И, по совету Евдокии Павловны, попросила желаемое по-простому, совсем не молитвенным словами, а будто у отца родного девочкой попросила гостинца:
– Отец наш святой Иннокентий, пошли мне ребёночка.
Ей было совестно за свою «наивную выходку», но – как получилось, так получилось. Теперь ничего не вычеркнешь, не переменишь.
«Нет, мама, я стала не дурочкой, я стала счастливой», – подчас хотелось ей сказать матери; но они не столь часто бывали вместе.
Однако в чём состояло её нынешнее счастье, – она не могла себе ясно и однозначно объяснить.
«Но что бы ни было, а я жду и верю. Может, такое счастье моё?»
Она оставалась хорошей, верной и старательной, прихожанкой. Исправно ходила на службы в храм, исповедовалась, причащалась. А дома, тихонько, чтобы не мешать самозабвенно писавшему диссертацию Леонардо, молилась перед киотом, перед Державной.

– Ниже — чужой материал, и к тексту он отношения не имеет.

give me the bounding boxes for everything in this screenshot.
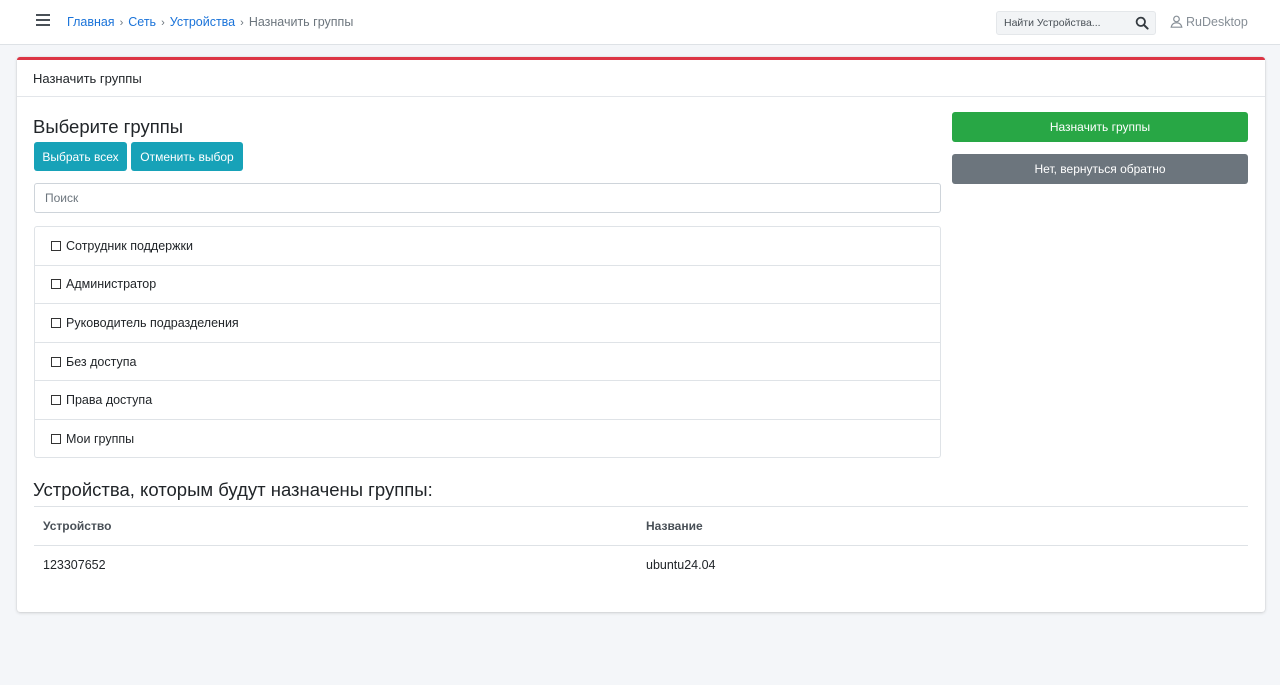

По приезде рассказала о «выходке» своему духовнику отцу Марку, ставшему к тому же для неё и другом добросердечным, и деликатным наставником, и учителем по жизни. У отца Марка не было детей, не было семьи, потому что ещё с молодых лет он хотел высокого духовного служения в сосредоточенности и даже в отшельническом одиночестве. И такая жизнь, такое служение, но без отшельничества, хотя и уже на склоне лет, в нынешней его предстарческой поре, были ему дарованы судьбой и небом. Однако сердце человеческое живёт по неведомым самому человеку законам и уставам, и что бы человек, но не обуянный пагубными страстями и стремлениями, не замыслил для себя, сердце всё одно подправит его, со всей рачительностью, на которую способно в этом мире только сердце наше. Так и с отцом Марком случилось: всем своим надорванным, но добрым сердцем он полюбил Екатерину, эту славную девушку, полюбил как дочь, как младшую сестрёнку, которую непременно нужно защищать и оберегать.